Solved – Estimating classifier performance using cross validation, average accuracy and standard deviation and

accuracyclassificationcross-validationmeanstandard deviation

I want to estimate a classifier accuracy on benchmark data.
Data is not split into training and testing so I use 5-fold cross validation, using 80% of data as training and testing on 20%.
Each test is repeated 20 times, so in total there are 100 runs (20 test runs * 5 tests on each fold)
Accuracy is defined as number of correct predictions divided by number of records in a training data

I do not know how to calculate average accuracy and its standard deviation:

  • Should results from each fold be averaged and then the stdev calculated on 20 samples?

or

  • Should I calculate average and stdev on all 100 samples?
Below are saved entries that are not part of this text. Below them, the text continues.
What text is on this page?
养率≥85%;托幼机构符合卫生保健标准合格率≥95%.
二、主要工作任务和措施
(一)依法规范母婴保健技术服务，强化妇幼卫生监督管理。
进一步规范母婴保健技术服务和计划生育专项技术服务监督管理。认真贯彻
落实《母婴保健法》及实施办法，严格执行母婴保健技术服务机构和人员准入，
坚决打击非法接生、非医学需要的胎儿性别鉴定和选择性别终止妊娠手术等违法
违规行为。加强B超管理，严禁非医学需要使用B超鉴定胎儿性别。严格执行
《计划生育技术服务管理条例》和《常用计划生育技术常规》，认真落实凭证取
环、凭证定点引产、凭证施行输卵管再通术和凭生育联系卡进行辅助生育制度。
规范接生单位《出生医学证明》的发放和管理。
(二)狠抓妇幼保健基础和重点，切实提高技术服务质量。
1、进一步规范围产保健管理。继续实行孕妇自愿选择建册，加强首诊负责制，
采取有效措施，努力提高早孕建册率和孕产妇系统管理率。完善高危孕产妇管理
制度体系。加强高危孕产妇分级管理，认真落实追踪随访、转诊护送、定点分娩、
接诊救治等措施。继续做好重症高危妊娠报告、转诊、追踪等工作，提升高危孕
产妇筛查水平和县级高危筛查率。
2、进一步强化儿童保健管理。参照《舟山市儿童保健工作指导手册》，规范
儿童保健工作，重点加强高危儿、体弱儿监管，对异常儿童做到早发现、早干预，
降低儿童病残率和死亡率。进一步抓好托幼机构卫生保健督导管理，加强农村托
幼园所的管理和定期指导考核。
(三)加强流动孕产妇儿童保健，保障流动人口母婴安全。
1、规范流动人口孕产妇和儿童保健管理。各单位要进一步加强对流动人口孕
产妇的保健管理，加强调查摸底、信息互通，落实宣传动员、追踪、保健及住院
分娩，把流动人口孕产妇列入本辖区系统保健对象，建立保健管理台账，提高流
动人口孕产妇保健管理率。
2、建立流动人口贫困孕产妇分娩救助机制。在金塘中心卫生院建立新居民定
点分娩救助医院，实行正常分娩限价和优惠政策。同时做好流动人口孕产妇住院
Another question is should STDEV or STDEVP function be used to calculate standard deviation, they are defined as follows:

  • STDEVP – Calculates standard deviation based on the entire population given as arguments.

  • STDEV – Estimates standard deviation based on a sample.

Best Answer

How to calculate standard deviation depends on which standard deviation you need.

Your results are subject to (at least) 2 differenct sources of variance:

  • variance due to the actual sample you have (finite test set)
  • variance due to the differences in the surrogate models (model instability)

You can characterize the model instability variance by comparing the predictions for the same sample against that sample's mean over all runs.

For performance characteristics that are fractions of tested cases such as % correct, error rate, sensitivity and so on, you can calculate the variance due to the finite number of test cases as variance of a binomial distribution. You can also use the variance of your per-sample-loss for each of the surrogate models. But if you calculate variance of loss for a whole run, you already mix in the model instability variance of $k=5$ surrogate models.

(For none of these you have the whole population, so you need the degrees of freedom corrected for sampling.)